И хотя он едва стоял на ногах, ему удалось на цыпочках подняться по лестнице на второй этаж, где жила семья владельца. В руке он сжимал железный лом.
Более трезвый Оби быстро оценил ситуацию и сразу же прыгнул за барную стойку, порыться в запасах. Он небрежно стягивал с полок бутылки различных цветов и размеров, отпивал из каждой, затем бил бутылки о стойку или швырял их об пол. Алкоголь лился ручьями, пропитывая полы и мебель.
Во тьме наверху раздался истошный женский крик. Оби вскочил и вытащил револьвер. Он еще не решил, бежать ли ему наверх, чтобы помочь другу, или за дверь, вниз по улице и дальше в лес, прежде чем его поймают. Он колебался у лестницы. Сверху послышался топот сапог, видимо, Крик больше не помышлял о тишине. Затем раздался удар о пол чего-то тяжелого и мягкого. Оби выругался и отпрыгнул назад. Большими грязными руками он пытался стряхнуть с себя пыль, которая только что рухнула с потолка прямо ему в глаза. Опять раздались приглушенные крики и ругательства, затем – полная тишина.
– Эй! – Крик показался наверху, радостную ухмылку на его лице освещал свет керосиновой лампы, которую он держал над головой. – Достань тряпья. Сожжем этот сарай дотла.
* * *
К тому времени, как 7000 жителей Айдахо-Сити подсчитали ущерб от Большого пожара, случившегося 18 мая 1865 года, Парни-из-Миссури уже отдалились на много миль по дороге Уэллс Фарго, пытаясь сном излечить ужасную головную боль после тяжелой попойки и быстрой скачки. В Айдахо-Сити сгорела газета, два театра, две фотографические галереи, три офиса быстрой доставки, четыре ресторана, четыре пивоварни, четыре аптеки, пять продуктовых магазинов, шесть кузнечных мастерских, семь мясных лавок, семь булочных, восемь гостиниц, двенадцать врачебных кабинетов, двадцать две юридические конторы, двадцать четыре салуна и тридцать шесть промтоварных магазинов.

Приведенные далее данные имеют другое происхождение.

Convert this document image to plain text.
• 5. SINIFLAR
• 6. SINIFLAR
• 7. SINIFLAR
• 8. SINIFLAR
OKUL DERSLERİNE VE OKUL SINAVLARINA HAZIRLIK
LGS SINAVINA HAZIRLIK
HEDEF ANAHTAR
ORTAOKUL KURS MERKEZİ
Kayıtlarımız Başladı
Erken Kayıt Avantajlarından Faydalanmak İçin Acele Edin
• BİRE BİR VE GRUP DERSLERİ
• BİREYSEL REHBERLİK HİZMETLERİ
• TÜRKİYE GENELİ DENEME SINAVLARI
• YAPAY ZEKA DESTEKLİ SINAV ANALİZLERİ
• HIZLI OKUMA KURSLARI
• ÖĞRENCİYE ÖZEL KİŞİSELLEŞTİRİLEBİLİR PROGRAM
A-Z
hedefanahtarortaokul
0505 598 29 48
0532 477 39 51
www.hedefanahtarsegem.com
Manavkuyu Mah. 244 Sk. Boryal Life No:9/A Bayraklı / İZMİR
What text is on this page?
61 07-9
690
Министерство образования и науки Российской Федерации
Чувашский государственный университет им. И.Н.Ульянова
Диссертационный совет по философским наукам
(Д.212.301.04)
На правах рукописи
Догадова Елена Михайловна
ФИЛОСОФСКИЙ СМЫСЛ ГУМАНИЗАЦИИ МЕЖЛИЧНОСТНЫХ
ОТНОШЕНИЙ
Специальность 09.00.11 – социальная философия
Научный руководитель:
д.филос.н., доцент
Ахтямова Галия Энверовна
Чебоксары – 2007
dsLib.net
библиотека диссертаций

Поэтому, когда через несколько дней в город пришла группа уставших и голодных китайцев со смешными бамбуковыми палками для переноски поклажи на плечах, с зашитыми в подклад холодными монетами, жители Айдахо-Сити практически устроили им торжественный прием. Все сразу же взялись за трудную задачу: лишить китайцев их денег.
* * *
Эльза Сивер, мать Лили, каждый вечер жаловалась отцу Лили на китайцев:
– Тадеус, когда ты скажешь язычникам, чтобы они вели себя потише? У меня от их шума все мысли сбиваются.
– За четырнадцать долларов аренды в неделю, Эльза, я думаю, что у китайцев есть право по нескольку часов ежедневно наслаждаться своей музыкой.
Магазин Сиверов был одним из сгоревших при пожаре несколькими неделями ранее. Отец Лили Тэд (хотя он предпочитал, чтобы его звали Джеком) Сивер восстановил его лишь наполовину. Эльза, как и ее муж, знала, что им очень нужна эта китайская плата за аренду здания. Она вздохнула, набила в уши вату и ушла со своим шитьем на кухню.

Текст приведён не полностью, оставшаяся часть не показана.